Um sich der Öffentlichkeit zu entziehen, hatten Manager aus dem Umfeld des Mannheimer Pharmahändlers die Firma „UTA Pharma“ aufgebaut, die zuletzt rund 300 Apotheken in verschiedenen mittel- und osteuropäischen Ländern betrieb. Während Phoenix vor allem als Großhändler international expandierte, kümmerte sich UTA um das teilweise heikle Geschäft im Apothekenbereich: In Ungarn kaufte UTA ab Ende der 90er-Jahre kleinere Ketten und Einzelapotheken auf. In Österreich war UTA an rund zwei Dutzend Apotheken beteiligt, in der Schweiz an der Apothekenkette Capitole mit 70 Filialen, die Phoenix 2008 komplett übernahm. In Polen eröffnete UTA 2007 die erste Apotheke.

Eine Verbindung zum Konzern ließ sich nie nachweisen: Zwar arbeiteten mehrere ehemalige und spätere Phoenix-Manager bei UTA. Doch die Firma, zunächst in Eschborn, dann im rheinland-pfälzischen Grünstadt und schließlich in Frankfurt ansässig, gehörte rein rechtlich einer Holding mit Sitz in Luxemburg und war damit formal eigenständig. In einer internen Firmenpräsentation wurde UTA allerdings bereits 2004 als „Finanz- und Management-Holding eines international ausgerichteten Konzerns im Bereich des pharmazeutischen Einzelhandels“ bezeichnet. Knapp 2000 Beschäftigte erwirtschafteten damals in den verschiedenen Ländern für die deutschen Investoren einen Umsatz von 450 Millionen Euro. Auch mehrere Polikliniken und Gesundheitszentren gehörten später zum Unternehmen.

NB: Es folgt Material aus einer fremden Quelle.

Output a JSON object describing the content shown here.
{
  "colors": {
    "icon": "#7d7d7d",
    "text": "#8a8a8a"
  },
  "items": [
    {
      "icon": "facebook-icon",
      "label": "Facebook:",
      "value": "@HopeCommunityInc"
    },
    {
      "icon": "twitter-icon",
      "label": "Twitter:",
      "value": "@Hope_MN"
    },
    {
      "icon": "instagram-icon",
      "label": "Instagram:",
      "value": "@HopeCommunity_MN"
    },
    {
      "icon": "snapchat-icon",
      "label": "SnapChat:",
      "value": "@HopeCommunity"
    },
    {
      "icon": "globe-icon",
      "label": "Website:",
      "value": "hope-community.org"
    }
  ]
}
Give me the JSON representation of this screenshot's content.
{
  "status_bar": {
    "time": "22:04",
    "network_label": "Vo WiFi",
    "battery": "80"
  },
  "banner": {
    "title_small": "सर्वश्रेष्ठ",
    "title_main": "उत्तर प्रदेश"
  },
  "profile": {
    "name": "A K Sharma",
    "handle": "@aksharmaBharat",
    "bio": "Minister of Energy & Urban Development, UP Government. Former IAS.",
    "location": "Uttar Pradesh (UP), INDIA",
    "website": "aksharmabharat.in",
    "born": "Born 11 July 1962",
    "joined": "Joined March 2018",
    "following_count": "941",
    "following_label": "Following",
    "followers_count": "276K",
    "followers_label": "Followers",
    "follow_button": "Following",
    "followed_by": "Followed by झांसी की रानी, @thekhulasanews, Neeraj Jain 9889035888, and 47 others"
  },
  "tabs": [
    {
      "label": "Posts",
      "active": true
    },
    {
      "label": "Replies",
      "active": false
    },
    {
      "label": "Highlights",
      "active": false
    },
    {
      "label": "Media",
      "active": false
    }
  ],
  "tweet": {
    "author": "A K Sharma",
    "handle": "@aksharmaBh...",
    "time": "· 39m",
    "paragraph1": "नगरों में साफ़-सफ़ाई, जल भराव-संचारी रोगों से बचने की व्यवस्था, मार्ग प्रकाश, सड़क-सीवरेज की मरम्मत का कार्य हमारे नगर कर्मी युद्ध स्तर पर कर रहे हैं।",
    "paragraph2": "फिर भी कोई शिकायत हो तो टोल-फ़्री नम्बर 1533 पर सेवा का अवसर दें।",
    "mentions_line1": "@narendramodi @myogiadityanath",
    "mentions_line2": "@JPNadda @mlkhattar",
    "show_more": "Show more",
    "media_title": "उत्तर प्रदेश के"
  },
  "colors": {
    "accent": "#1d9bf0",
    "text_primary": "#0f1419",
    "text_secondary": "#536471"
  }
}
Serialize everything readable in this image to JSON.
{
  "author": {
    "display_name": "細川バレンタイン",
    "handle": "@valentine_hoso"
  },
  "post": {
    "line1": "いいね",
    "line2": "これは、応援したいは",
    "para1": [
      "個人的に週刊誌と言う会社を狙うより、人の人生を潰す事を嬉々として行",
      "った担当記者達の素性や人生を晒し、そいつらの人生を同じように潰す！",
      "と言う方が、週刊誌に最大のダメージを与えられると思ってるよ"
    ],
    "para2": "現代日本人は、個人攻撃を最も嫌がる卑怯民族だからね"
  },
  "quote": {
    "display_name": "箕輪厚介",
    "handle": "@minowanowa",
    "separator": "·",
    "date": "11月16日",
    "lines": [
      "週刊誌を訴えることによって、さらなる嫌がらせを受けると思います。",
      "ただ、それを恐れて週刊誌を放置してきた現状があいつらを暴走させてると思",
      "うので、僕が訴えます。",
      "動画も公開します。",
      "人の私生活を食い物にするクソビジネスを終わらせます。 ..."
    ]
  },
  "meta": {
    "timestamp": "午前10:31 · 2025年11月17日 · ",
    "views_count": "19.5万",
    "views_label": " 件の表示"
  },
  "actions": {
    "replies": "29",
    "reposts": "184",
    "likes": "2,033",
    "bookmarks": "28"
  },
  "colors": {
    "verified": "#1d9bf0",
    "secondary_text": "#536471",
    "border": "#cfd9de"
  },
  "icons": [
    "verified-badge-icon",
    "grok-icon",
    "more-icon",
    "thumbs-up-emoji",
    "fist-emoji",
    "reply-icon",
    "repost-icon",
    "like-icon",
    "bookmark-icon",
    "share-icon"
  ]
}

Warum Firmenchef Adolf Merckle mit einem Teil seiner Apotheken jahrelang auf Tauchfahrt war, kann nur erahnt werden: In Ungarn durften sich Pharmagroßhändler jahrelang nicht an Apotheken beteiligen; in anderen Ländern fürchtete Merckle womöglich den Unmut der Apotheker. Denkbar sind außerdem wettbewerbsrechtliche oder steuerliche Motive. Nach dem Tod Merckles dürften die Treuhänder bei ihren Aufräumarbeiten irgendwann auch auf UTA gestoßen sein. Dabei könnte auch der Entschluss gefallen sein, die „Luxemburg-Untergruppe“, wie sie intern genannt wurde, endgültig aufzulösen. Später wurde UTA von Phoenix übernommen, das Versteckspiel hatte ein Ende.

Zum Vergleich: WBA kommt in Europa auf knapp 2800 Apotheken, McKesson auf rund 2300 Standorte.

Boots:

  • Großbritannien: 2465 Filialen
  • Norwegen: 159 Filialen
  • Irland: 87 Filialen
  • Niederlande: 59 Filialen
  • Litauen: 27 Filialen

Weltweit betreibt der Konzern von Stefano Pessina knapp 13.900 Apotheken, davon 9300 in den USA und weitere in Mexiko, Chile und Thailand. Allerdings hatte WBA angekündigt, jeweils 200 Standorte in den USA und Großbritannien schließen zu wollen. Eine Minderheitsbeteiligung gibt es auch in China.

McKesson:

  • Großbritannien: rund 1800 Apotheken (Lloyds)
  • Norwegen: 240 Apotheken (Vitus)
  • Belgien: 100 Apotheken (Lloyds)
  • Italien: 125 Apotheken und Parafarmacien
  • Irland: rund 100 Apotheken (Lloyds)
  • Schweden: rund 80 Apotheken (Lloyds)

Die Zahlen von der Website stimmen nicht mit der aktuellen Summe überein; in den vergangenen Monaten hatte es zahlreiche Schließungen gegeben. 400 weitere Apotheken gibt es in Kanada. Vor der Übernahme von Celesio war der US-Konzern gar nicht im Einzelhandel aktiv.